Well, H, O and OH are not permanent gases, and can exist in extreme conditions only. I am even not sure that they can be separated from the molecules (H2, O2, H2O2, ..,) from which they are derived. This is probably the reason why few data are available, as these gases are probably extremely difficult to study in the conditions in which they are formed.

Aalin

You can estimate them using "The properties of gases and liquids" by Reid and Sherwood.
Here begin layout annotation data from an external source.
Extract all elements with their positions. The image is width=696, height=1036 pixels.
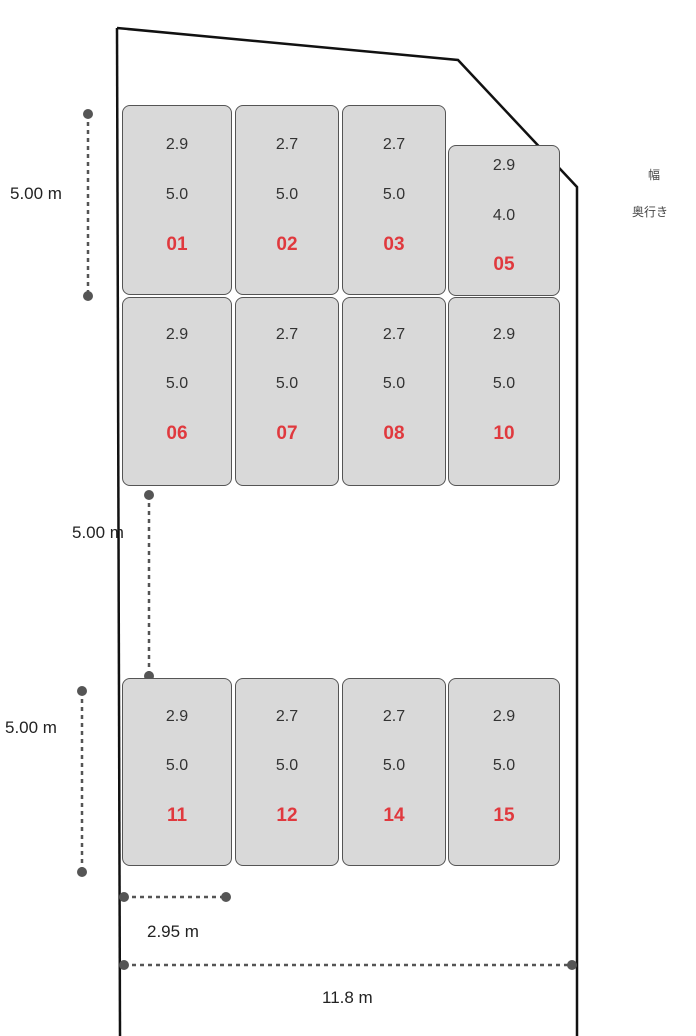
parking-space-12[interactable]: 2.7 5.0 12 xyxy=(235,678,339,866)
space-number: 03 xyxy=(383,234,405,255)
space-depth: 5.0 xyxy=(382,757,406,774)
space-depth: 5.0 xyxy=(492,375,516,392)
dim-label-total-width: 11.8 m xyxy=(322,988,373,1007)
space-depth: 5.0 xyxy=(165,757,189,774)
space-number: 08 xyxy=(383,423,405,444)
legend-depth: 奥行き xyxy=(632,205,669,219)
parking-space-08[interactable]: 2.7 5.0 08 xyxy=(342,297,446,486)
space-depth: 5.0 xyxy=(165,186,189,203)
space-depth: 5.0 xyxy=(275,757,299,774)
space-number: 12 xyxy=(276,805,298,826)
space-width: 2.7 xyxy=(275,326,299,343)
space-depth: 4.0 xyxy=(492,207,516,224)
legend-width: 幅 xyxy=(648,168,661,182)
parking-space-02[interactable]: 2.7 5.0 02 xyxy=(235,105,339,295)
space-width: 2.7 xyxy=(275,708,299,725)
space-number: 07 xyxy=(276,423,298,444)
space-number: 01 xyxy=(166,234,188,255)
space-number: 06 xyxy=(166,423,188,444)
space-number: 05 xyxy=(493,254,515,275)
parking-space-06[interactable]: 2.9 5.0 06 xyxy=(122,297,232,486)
dim-label-aisle: 5.00 m xyxy=(72,523,124,542)
lot-boundary-left xyxy=(115,27,122,1036)
parking-space-14[interactable]: 2.7 5.0 14 xyxy=(342,678,446,866)
parking-space-03[interactable]: 2.7 5.0 03 xyxy=(342,105,446,295)
dim-label-space-width: 2.95 m xyxy=(147,922,199,941)
space-depth: 5.0 xyxy=(275,186,299,203)
space-depth: 5.0 xyxy=(382,186,406,203)
parking-space-01[interactable]: 2.9 5.0 01 xyxy=(122,105,232,295)
space-depth: 5.0 xyxy=(165,375,189,392)
space-width: 2.9 xyxy=(165,136,189,153)
space-width: 2.7 xyxy=(382,708,406,725)
space-width: 2.9 xyxy=(165,708,189,725)
space-width: 2.7 xyxy=(382,326,406,343)
space-width: 2.9 xyxy=(492,157,516,174)
parking-space-15[interactable]: 2.9 5.0 15 xyxy=(448,678,560,866)
space-width: 2.9 xyxy=(165,326,189,343)
space-number: 10 xyxy=(493,423,515,444)
space-depth: 5.0 xyxy=(382,375,406,392)
space-depth: 5.0 xyxy=(492,757,516,774)
space-depth: 5.0 xyxy=(275,375,299,392)
space-number: 14 xyxy=(383,805,405,826)
space-width: 2.9 xyxy=(492,326,516,343)
parking-space-10[interactable]: 2.9 5.0 10 xyxy=(448,297,560,486)
lot-boundary xyxy=(116,26,579,1036)
space-width: 2.7 xyxy=(382,136,406,153)
space-number: 11 xyxy=(166,805,188,826)
space-width: 2.7 xyxy=(275,136,299,153)
dim-label-row1: 5.00 m xyxy=(10,184,62,203)
parking-space-07[interactable]: 2.7 5.0 07 xyxy=(235,297,339,486)
dim-label-row3: 5.00 m xyxy=(5,718,57,737)
dimension-endpoints xyxy=(77,109,577,970)
space-width: 2.9 xyxy=(492,708,516,725)
parking-space-11[interactable]: 2.9 5.0 11 xyxy=(122,678,232,866)
space-number: 02 xyxy=(276,234,298,255)
parking-space-05[interactable]: 2.9 4.0 05 xyxy=(448,145,560,296)
space-number: 15 xyxy=(493,805,515,826)
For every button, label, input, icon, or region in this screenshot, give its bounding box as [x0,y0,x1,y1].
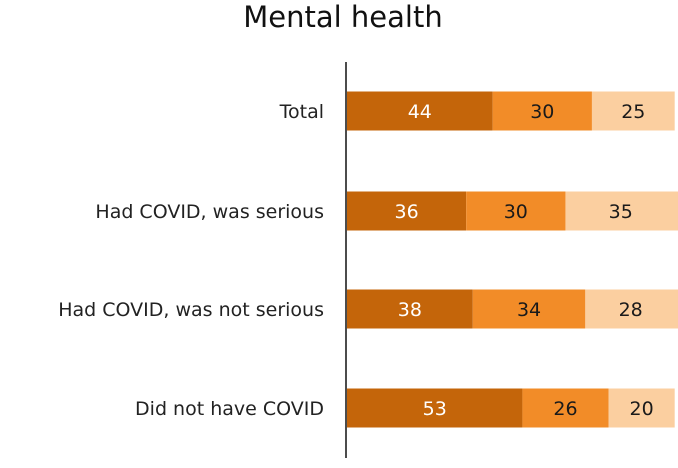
data-label: 30 [504,201,528,223]
data-label: 25 [621,101,645,123]
bar-segment [492,91,592,131]
bar-segment [347,91,493,131]
bar-segment [472,289,586,329]
data-label: 20 [629,398,653,420]
data-label: 30 [530,101,554,123]
data-label: 34 [517,299,541,321]
chart-title: Mental health [243,0,442,34]
bar-segment [608,388,675,428]
category-label: Had COVID, was serious [95,201,324,223]
data-label: 28 [619,299,643,321]
bar-segment [522,388,609,428]
bar-segment [565,191,678,231]
category-label: Had COVID, was not serious [58,299,324,321]
data-label: 26 [553,398,577,420]
data-label: 35 [609,201,633,223]
bar-segment [347,388,523,428]
bar-segment [591,91,675,131]
data-label: 36 [394,201,418,223]
bar-segment [347,191,467,231]
bar-segment [585,289,678,329]
data-label: 38 [398,299,422,321]
category-label: Did not have COVID [135,398,324,420]
data-label: 53 [423,398,447,420]
category-label: Total [279,101,324,123]
bar-segment [347,289,473,329]
data-label: 44 [408,101,432,123]
bar-segment [466,191,566,231]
I think that Alain is correct. It needs some energy to dissociate H2 into two separate monoatomic H. Then still the equilibrium is practically completely on the side of H2 which means the two monoatomic H's will readily combine back to H2. The same applies for O2 and monoatomic O. Thus it would be impossible to separate pure monoatomic H or monoatomic O for the purposes of measurement of the thermodynamic properties, like critical properties and acentric factors (liquid vapor pressure needed). I think that it not possible even to estimate them with methods in book mentioned by Joao, I am very familiar with that book and its more recent editions. Probably the only way to determine those properties is indirectly with some model using mixtures, but one needs to know the exact amount of H and H2 etc in the mixture. I remember having seen the dissociation equilibrium of some of these in CRC Handbook of physics (?), but the temperature should be well over 1000 K to have any dissociation.

Thus I think that to model the thermodynamic properties of mixtures of gases in real conditions you don't need those monoatomic species, unless your real conditions means very high temperatures and possibly low pressures or some exotic conditions.